The one additional feature I wish dialysis machines had



Dr. John Agar asked all the patients on the Home Hemodialysis group on Facebook a few weeks back, what additional features we would like on hemodialysis machines? I don't remember the exact words and I don't even remember what I answered.

Thinking about it now, I feel that if there was an accurate way for hemodialysis machines to determine how much above my dry weight I actually was, I think it would make my life a lot easier.

Dry weight is the weight of a dialysis patient assuming there is no excess fluid in the body. Since the kidneys of a dialysis patient do not work, excess fluid and toxins that healthy kidneys remove, start accumulating in the body leading to various complications. These are removed during the dialysis treatment.

While toxins are removed automatically based on the concentration gradient between the blood and a fluid called dialysate and we usually do not 'set' the amount of these toxins to be removed, the fluid is removed based on a machine setting. You basically 'set' the machine to remove a certain amount of fluid. If you're a good boy or girl, this is typically under 1 to 2 litres. If, on the other hand, you're like me, a non-compliant patient, this could be up to 5 litres sometimes!

Now the tricky part is figuring out how much to remove? Apart from the additional fluid, the patient's weight might have risen or fallen due to various other factors - exercise, nutrition, just after a meal etc. For us nocturnal patients, the last one of these is typically the culprit. Your weight may be off depending on how light or heavy your dinner was and how long after dinner did you check your weight to determine your fluid removal goal.

Due to this, I have often tried to remove too much or too little fluid leading to all kinds of issues.

If the hemodialysis machine could automatically detect the amount of excess fluid and advise me to remove a certain amount, I could either accept or ignore that advice. The technology I think is already available. I have seen a machine some time back that used Bioimpedance to determine the amount of excess fluid in the body. It wasn't accurate enough though.

By improving the accuracy and integrating this technology into the hemodialysis machines, I am sure many patients would be saved from complications such as cramps, hypotension and breathlessness due to wrongly setting fluid removal goals during hemodialysis treatments.

Comments

jogalamurali said…
Hi Kamal,

Sorry that I have missed to see and read this post before and just come across today and so would like to share the below information which may be helpful to fix your Dry Weight.

I don't think it is the Technology of Bioimpedance. Its actually a IVC Scanner.
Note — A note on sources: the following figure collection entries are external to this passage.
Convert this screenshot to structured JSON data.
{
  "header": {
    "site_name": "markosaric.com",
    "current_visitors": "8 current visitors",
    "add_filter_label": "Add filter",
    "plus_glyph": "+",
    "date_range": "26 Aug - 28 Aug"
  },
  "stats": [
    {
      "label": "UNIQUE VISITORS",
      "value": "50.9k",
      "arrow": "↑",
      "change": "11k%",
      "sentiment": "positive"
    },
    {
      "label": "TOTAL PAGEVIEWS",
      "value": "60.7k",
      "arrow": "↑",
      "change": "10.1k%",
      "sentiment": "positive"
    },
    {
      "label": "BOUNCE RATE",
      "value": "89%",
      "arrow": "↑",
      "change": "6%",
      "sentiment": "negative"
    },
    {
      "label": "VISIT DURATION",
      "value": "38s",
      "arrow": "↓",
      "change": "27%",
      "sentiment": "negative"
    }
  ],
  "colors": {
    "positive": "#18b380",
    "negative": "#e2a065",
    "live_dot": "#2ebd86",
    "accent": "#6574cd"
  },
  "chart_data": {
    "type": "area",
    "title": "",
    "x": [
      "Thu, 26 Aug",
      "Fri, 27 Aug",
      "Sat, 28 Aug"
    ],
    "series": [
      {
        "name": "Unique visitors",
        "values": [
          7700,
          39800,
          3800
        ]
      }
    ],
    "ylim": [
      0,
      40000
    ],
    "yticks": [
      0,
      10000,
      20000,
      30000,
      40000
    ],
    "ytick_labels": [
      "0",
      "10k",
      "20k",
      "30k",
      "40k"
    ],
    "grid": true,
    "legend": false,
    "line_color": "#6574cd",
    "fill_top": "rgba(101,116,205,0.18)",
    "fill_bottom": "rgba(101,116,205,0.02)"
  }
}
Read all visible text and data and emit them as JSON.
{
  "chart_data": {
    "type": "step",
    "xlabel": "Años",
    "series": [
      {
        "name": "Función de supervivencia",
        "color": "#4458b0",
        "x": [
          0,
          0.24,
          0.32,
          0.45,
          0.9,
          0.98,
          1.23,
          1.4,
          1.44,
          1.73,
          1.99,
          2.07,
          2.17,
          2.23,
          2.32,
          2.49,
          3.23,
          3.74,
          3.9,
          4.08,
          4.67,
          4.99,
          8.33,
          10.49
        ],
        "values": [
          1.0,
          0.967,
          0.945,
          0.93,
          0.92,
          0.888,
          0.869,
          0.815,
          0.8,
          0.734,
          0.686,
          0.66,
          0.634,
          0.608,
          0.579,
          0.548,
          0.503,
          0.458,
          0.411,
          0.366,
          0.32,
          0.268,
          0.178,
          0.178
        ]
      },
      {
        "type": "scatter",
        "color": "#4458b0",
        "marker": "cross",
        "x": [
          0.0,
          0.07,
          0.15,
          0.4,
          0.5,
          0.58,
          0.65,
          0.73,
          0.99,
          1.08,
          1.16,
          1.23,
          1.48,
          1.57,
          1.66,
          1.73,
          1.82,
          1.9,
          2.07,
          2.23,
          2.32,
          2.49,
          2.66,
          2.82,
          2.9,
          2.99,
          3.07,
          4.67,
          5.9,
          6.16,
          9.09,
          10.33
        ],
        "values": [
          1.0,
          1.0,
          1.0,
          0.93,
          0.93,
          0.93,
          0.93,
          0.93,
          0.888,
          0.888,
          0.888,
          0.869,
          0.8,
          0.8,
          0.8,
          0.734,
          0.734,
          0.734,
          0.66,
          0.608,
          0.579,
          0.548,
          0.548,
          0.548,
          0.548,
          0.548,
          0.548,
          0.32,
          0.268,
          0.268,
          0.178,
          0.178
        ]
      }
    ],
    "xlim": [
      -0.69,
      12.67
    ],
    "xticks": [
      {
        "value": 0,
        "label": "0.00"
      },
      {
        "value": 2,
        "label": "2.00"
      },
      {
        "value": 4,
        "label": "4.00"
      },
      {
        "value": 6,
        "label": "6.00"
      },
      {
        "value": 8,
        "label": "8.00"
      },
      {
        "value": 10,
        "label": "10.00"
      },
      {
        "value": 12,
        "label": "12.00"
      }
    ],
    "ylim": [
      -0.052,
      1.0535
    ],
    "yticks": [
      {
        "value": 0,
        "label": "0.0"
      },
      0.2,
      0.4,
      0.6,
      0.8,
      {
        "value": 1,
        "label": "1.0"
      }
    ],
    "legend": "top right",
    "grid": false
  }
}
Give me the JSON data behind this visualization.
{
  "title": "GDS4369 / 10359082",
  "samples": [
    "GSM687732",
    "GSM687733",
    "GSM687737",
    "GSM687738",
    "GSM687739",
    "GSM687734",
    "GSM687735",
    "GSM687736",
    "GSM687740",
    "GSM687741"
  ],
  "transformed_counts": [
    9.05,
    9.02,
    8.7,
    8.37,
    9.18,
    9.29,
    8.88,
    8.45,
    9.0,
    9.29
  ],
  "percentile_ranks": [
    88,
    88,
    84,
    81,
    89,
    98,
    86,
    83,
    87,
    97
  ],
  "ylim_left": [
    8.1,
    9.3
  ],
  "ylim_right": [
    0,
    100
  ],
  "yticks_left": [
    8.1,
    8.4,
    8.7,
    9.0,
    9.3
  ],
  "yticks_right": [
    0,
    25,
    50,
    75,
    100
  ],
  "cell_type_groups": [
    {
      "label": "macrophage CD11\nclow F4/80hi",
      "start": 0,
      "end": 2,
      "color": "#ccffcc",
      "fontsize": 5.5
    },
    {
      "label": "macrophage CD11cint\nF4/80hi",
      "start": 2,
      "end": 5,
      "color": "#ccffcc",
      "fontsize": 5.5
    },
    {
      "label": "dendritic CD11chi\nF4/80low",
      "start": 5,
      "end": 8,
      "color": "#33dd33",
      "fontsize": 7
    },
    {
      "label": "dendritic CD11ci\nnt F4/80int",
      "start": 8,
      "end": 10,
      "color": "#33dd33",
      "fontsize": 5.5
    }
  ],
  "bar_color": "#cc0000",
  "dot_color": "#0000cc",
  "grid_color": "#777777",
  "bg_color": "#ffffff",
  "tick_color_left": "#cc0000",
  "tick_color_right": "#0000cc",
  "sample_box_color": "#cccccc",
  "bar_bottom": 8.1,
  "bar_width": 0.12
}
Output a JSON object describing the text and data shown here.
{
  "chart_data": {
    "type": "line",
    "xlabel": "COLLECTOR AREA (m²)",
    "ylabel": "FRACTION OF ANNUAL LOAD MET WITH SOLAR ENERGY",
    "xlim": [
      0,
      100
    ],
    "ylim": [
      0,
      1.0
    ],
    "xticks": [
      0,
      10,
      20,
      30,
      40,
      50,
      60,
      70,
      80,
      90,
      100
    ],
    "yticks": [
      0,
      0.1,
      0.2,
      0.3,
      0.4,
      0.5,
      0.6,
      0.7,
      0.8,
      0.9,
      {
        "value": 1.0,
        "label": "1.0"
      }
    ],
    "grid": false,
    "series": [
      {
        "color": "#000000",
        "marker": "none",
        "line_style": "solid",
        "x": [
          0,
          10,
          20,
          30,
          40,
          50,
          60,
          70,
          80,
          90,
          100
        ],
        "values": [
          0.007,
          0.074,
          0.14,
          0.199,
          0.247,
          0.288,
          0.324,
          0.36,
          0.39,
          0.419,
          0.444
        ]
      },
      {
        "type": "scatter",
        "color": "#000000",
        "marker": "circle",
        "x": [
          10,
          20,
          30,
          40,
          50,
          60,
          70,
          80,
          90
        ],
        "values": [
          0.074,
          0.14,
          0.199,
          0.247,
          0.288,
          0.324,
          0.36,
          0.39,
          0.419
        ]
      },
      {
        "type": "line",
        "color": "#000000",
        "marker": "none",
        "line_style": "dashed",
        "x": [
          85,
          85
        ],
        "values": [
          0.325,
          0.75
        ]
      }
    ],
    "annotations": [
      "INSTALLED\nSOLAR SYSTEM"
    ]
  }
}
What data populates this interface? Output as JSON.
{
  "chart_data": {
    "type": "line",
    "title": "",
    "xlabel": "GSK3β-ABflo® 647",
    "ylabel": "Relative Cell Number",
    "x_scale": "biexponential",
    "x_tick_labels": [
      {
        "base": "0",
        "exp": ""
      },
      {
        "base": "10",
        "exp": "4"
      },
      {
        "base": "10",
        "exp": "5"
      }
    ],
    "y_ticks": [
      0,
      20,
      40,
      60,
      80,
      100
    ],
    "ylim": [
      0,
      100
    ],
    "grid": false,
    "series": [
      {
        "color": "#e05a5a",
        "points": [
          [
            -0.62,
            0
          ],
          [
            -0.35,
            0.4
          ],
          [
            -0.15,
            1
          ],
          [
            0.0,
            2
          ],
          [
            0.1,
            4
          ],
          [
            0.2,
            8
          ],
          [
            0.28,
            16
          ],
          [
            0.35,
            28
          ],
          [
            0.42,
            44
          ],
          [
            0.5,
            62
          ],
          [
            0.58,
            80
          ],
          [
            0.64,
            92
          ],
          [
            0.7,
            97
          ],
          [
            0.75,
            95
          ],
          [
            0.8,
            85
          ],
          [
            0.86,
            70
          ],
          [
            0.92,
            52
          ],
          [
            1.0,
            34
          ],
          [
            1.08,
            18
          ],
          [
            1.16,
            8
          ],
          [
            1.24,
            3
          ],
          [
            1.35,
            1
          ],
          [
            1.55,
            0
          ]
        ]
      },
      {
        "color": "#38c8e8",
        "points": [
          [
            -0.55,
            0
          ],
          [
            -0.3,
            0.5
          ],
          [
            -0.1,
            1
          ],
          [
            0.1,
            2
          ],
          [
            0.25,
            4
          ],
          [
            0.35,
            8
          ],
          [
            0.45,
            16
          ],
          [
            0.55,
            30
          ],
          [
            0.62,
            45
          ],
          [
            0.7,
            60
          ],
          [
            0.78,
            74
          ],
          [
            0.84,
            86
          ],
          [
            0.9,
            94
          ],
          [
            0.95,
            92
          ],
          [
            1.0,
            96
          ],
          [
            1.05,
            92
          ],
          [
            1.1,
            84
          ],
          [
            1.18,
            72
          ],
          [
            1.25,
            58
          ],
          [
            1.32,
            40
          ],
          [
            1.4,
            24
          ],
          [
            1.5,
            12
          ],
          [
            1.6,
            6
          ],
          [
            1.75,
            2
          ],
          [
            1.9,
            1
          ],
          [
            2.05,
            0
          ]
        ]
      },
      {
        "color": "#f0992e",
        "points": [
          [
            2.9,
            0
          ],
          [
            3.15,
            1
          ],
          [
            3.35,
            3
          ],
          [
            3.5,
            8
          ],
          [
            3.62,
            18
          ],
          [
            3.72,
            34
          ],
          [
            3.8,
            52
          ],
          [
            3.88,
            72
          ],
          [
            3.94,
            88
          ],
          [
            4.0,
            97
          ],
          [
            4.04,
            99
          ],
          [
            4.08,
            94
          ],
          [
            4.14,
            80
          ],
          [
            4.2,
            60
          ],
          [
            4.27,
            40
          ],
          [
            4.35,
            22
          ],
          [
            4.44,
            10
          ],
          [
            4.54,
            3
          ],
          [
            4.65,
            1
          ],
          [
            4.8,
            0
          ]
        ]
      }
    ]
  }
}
In Apollo, Jubilees hills, they DO a SCAN (the machine is similar to 2D-Echo Scanner) to figure out the patient Dry-weight. With this machine they scan the IVC (Inferior Vena cava), the large vein that carries the blood from the entire lower part of the body and connects to heart.

if the patient is near about his/her Dry-weight, the IVC shows the required compression in SCAN. If the patient has some excess fluid in the body i.e with fluid overload, then IVC in the body gets dilated and it will show less compression in the SCAN. (This is what I could understand from the explanation while discussing with the doctor).
With the help of this periodical SCAN, there, they slightly adjust the patient's UltraFiltration volume. this way it is useful in fixing the Dry-weight which normally changes due to various factors that you mentioned.

Last Year, as I was suffering with uncontrolled hypertension, my Doctor advised me to first figure out the dry-weight before increasing the Dosage of medicines. But they were not doing this SCAN as OP diagnosis. One Doctor (PG Student) was doing Project study on this subject then, and he was doing this SCAN for all the Dialysis patients.



Kamal D Shah said…
Oh ok. Thanks for the information Murali.